L’idée n’est absolument pas de faire un séparatisme homme-femme, de considérer les hommes comme des méchants qui ne se préoccupent de rien, et les femmes qui subissent tout.

Je pense qu’il y a surtout une avancée à faire au niveau de la prise de conscience et de l’éducation sexuelle en général. On a grandi avec un fonctionnement où la responsabilité repose beaucoup sur les femmes, c’est vrai, mais même nous les femmes ne sommes pas aux faits de tout !

Notamment, bien qu’étant accompagnées par des gynécos depuis l’adolescence, je ne peux que constater le manque d’information, encore, sur certaines maladies.

Je pense en particulier aux papillomavirus, ces virus qui touchent de plus en plus de personnes autour de moi. Selon les cas, cela peut aller jusqu’à l’opération sous anesthésie générale pour retirer un morceau de col de l’utérus, voire un cancer si ce n’est pas pris en charge.
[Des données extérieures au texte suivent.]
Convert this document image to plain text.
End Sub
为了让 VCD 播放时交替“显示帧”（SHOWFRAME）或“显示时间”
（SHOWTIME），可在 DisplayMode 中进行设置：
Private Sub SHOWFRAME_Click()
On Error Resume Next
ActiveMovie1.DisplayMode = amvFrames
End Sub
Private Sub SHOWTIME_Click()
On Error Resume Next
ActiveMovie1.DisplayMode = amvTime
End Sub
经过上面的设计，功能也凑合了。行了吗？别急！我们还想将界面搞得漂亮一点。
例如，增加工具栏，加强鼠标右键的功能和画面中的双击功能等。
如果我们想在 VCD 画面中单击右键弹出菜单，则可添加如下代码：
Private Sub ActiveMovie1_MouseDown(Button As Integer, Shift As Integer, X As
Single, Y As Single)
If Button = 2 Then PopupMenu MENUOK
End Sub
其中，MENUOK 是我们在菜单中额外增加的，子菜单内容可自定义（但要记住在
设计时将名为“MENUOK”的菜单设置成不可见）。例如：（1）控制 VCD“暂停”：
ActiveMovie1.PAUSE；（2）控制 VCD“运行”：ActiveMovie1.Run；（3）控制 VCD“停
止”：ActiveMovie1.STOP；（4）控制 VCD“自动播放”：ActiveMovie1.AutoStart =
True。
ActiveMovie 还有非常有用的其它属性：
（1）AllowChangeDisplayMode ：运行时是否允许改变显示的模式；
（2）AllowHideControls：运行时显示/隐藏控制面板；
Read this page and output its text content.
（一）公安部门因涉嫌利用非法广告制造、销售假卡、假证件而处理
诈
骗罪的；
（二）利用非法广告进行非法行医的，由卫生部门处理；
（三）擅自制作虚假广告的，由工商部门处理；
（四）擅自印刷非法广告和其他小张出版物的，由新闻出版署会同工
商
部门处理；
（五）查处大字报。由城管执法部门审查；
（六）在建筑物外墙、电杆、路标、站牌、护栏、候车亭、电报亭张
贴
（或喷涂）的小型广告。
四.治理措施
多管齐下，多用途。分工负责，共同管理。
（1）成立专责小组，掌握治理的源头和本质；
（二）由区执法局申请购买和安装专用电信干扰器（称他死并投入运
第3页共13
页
Je n’y connaissais rien aux HPV il y a encore 6 mois, et je suis loin d’être la seule (pourtant on parle de l’utérus !).

Un article top pour se renseigner sur le HPV.

C’est aussi pour ça que je tenais à écrire cet article. Parler de tout ce qui se cache derrière l’usage de la capote, ce que ça veut dire pour moi quand quelqu’un dit « on met pas de capote ». Je trouve que c’est un manque de respect voire de l’irresponsabilité, même si, bien sûr je fais mon max pour ne pas juger et que j’ai parfaitement conscience du manque d’information et de responsabilisation en général. L’idée n’est pas de pointer les gens du doigt.

D’ailleurs, messieurs, rassurez-vous, on ne kiffe pas plus la capote que vous ! Que ce soit dit ! C’est bien pour ça que les femmes aussi prennent des risques. Ce n’est pas un sujet entièrement réservé aux hommes.
J’ajoute aussi que les préliminaires, du genre frottements et sexe oral, sont souvent des zones de flou où l’on prend plus facilement de risques alors qu’il est possible d’attraper une infection par ces biais.

L’importance du dépistage

Au delà de la capote, il est surtout important de faire des dépistages réguliers : tests sanguins mais aussi tests urinaires pour la chlamydia et les frottis pour les HPV. Les hommes peuvent également avoir accès à des prélèvements, notamment chez un urologue ou un dermatologue.

Car encore une fois, même sans symptômes il est possible d’être porteur.euse d’une IST, et la capote ne suffit pas à se protéger de certaines infections !

Le dépistage est la seule manière de se passer de préservatifs avec un.e partenaire régulier.e (sous réserve d’autre méthode de contraception pour celleux qui ne veulent pas ’un enfant de suite), donc autant s’y mettre !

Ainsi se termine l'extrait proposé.